Is that true? Or does everyone in her position think the same?

She gets up and makes herself some coffee. The kitchen is a mess, and none of her friends has bothered to wash the dishes. She doesn’t know why she’s woken up in such a bad mood and with so many doubts. She knows her job, she’s devoted herself to it heart and soul, and yet it’s as if people refuse to recognise her talent. She knows what human beings are like too, especially men – future allies in a battle she needs to win soon, because she’s 25 already and nearly too old for the dream factory. She knows three things:

(a) that men are less treacherous than women;

(b) that they never notice what a woman is wearing because they’re always mentally undressing her;

(c) that as long as you’ve got breasts, thighs, buttocks and belly in good trim, you can conquer the world.

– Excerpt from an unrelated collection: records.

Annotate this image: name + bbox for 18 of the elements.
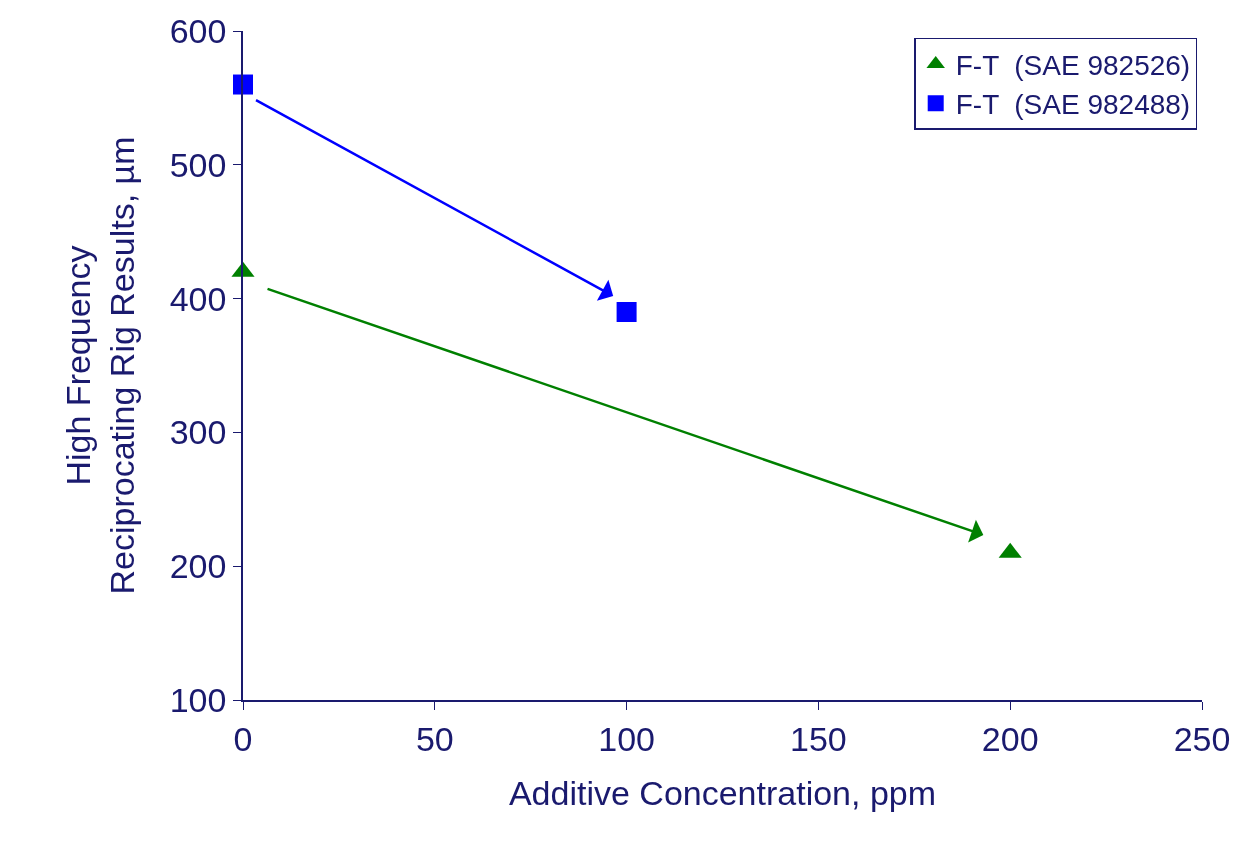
x-tick-label: 50 (415, 719, 454, 758)
x-tick-label: 150 (790, 719, 847, 758)
y-tick-label: 400 (169, 279, 227, 318)
y-tick-label: 300 (169, 413, 227, 452)
legend-label: F-T (SAE 982526) (955, 49, 1191, 81)
x-tick-label: 100 (598, 719, 655, 758)
x-tick-label: 0 (233, 719, 253, 758)
point (233, 74, 253, 95)
x-axis-title: Additive Concentration, ppm (508, 774, 937, 813)
y-tick-label: 600 (169, 11, 227, 50)
y-tick-label: 200 (169, 547, 227, 586)
x-tick-label: 250 (1173, 719, 1231, 758)
legend-label: F-T (SAE 982488) (955, 89, 1191, 121)
y-tick-label: 100 (169, 680, 227, 719)
x-tick-label: 200 (981, 719, 1039, 758)
y-tick-label: 500 (169, 145, 227, 184)
y-axis-title: High Frequency Reciprocating Rig Results, µm (58, 136, 141, 595)
point (616, 301, 637, 322)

Because of those three things, and because she knows that all the other women she’s competing with try to emphasise their attributes, she pays attention only to item (c) on her list. She exercises and tries to keep fit, avoids diets and, illogical though it may seem, dresses very discreetly. This has worked well so far, and she can usually pass for younger than her age. She’s hoping that it’ll do the trick in Cannes too.

Breasts, buttocks, thighs. They can focus on those things now if they want to, but the day will come when they’ll see what she can really do.